We collected data from four cities covering different data sources and concept drift types. The PeMS and Beijing datasets are collected from the traffic speeds of major roads in California and Beijing. The Electricity dataset contains the electricity consumption. And the COVID-CHI dataset is the demand for shared bicycles collected from Chicago.
Data Information:
Dataset | Time Period | Train/Test Split | Node | Temporal |
---|---|---|---|---|
PeMS | 2020/01/01~2020/07/31 | 2020/03/01 | 325 | 5 minutes |
Beijing | 2022/05/12~2022/07/25 | 2022/06/06 | 3126 | 5 minutes |
Electricity | 2012/01/01~2012/06/30 | 2012/04/01 | 370 | 1 hour |
COVID-CHI | 2019/07/01~2020/12/31 | 2020/03/01 | 112 | 2 hour |
Data Presentation:
Macro presentation of the Beijing dataset:
Basic data analysis with jupyter notebook:
File Format:
- The data is provided in data.csv, with each row representing a timestamp and each column representing a node.
- For graph-structured data, we also provide an adjacency matrix file in adj.pkl.
To use the model for forecasting, follow the command below:
python pred_MemDA.py
The pred_MemDA_beijing.py
is singled out because the Beijing dataset is too large to load into the GPU.
Note that small datasets are known to be sensitive to the initialization of Replay Memory, so we recommend using the plain version of MemDA pred_MemDA_Plain.py
on small datasets for more stable results.
MemDA features integration with diverse existing time series forecasting models. We primarily utilized GraphWaveNet in our experiments. However, you can easily switch to a more powerful encoder to achieve superior results.

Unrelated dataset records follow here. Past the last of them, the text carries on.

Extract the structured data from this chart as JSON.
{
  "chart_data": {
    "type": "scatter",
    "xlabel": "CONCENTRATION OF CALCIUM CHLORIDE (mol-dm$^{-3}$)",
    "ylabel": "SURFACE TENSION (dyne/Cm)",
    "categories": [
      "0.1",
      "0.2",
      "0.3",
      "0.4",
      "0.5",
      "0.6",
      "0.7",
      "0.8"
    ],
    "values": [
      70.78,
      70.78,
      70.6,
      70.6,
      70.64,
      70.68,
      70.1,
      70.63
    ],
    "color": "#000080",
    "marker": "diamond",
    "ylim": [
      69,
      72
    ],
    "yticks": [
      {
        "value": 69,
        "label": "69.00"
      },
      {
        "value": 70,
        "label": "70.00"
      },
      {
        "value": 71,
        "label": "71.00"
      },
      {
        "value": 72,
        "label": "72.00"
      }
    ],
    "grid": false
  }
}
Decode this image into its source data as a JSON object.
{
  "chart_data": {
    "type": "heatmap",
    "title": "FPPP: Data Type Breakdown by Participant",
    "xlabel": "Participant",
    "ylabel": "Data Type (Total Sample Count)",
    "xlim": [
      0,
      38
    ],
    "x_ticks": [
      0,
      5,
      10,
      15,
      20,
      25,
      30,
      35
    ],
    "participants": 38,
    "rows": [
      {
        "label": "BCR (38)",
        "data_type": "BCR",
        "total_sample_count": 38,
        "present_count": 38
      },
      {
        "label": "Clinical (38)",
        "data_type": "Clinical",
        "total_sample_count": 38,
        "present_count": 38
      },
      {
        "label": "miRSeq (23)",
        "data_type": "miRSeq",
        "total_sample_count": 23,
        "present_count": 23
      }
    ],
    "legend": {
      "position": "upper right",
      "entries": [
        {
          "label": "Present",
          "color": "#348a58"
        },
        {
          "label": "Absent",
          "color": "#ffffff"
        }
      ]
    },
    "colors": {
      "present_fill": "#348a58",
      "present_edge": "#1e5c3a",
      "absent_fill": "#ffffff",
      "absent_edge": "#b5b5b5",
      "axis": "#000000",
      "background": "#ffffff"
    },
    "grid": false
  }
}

To integrate your custom encoder:
- Place your encoder file in the directory:
./code/encoder/
. - In the
MemDA.py
file, update thememda_net
class to call your custom encoder.
Input/Output Specifications:
- Input Shape: The encoder should receive data with the shape
(Batch, Channel, Node, TIMESTEP_IN)
. - Output Shape: It should output the embedding result in the format
(Batch, encoder_dim, Node, 1)
.
You can implement different configurations by modifying the parameters in the ./setting/Param.py
file.
Here's a detailed description of the parameters:
DATA_SET
: Specify which dataset to use, including PeMS20/Beijing/Electricity/COVID-CHI.GPU
: Specify which GPU to use.encoder
: Specify which encoder to use, including gwn.encoder_dim
: Dimension of the embedding output by the encoder.look_back
: Number of trackback days for the drift embedding of the model.mem_num
: Number of Pattern Memory.mem_dim
: Dimension of Pattern Memory.ntn_dim
: Dimension of NTN layer.ntn_k
: K of NTN layer.
The program is executed under python 3.8 based on the requirements.txt
library.
├── code
│ ├── encoder
│ │ └── Encoder_GWN.py
│ ├── setting
│ │ ├── Dataset_Setting.py
│ │ └── Param.py
│ ├── utils
│ │ ├── Metrics.py
│ │ └── Utils.py
│ ├── MemDA.py
│ ├── pred_MemDA.py
│ ├── pred_MemDA_beijing.py
│ └── pred_MemDA_Plain.py
└── data
├── Beijing
├── COVID-CHI
├── Electricity
└── PeMS20
If you find our work useful, please cite the following:
@inproceedings{cai2023memda,
title={MemDA: Forecasting Urban Time Series with Memory-based Drift Adaptation},
author={Cai, Zekun and Jiang, Renhe and Yang, Xinyu and Wang, Zhaonan and Guo, Diansheng and Kobayashi, Hill Hiroki and Song, Xuan and Shibasaki, Ryosuke},
booktitle={Proceedings of the 32nd ACM International Conference on Information and Knowledge Management},
pages={193--202},
year={2023}
}
This project is licensed under the MIT License - see the LICENSE file for details.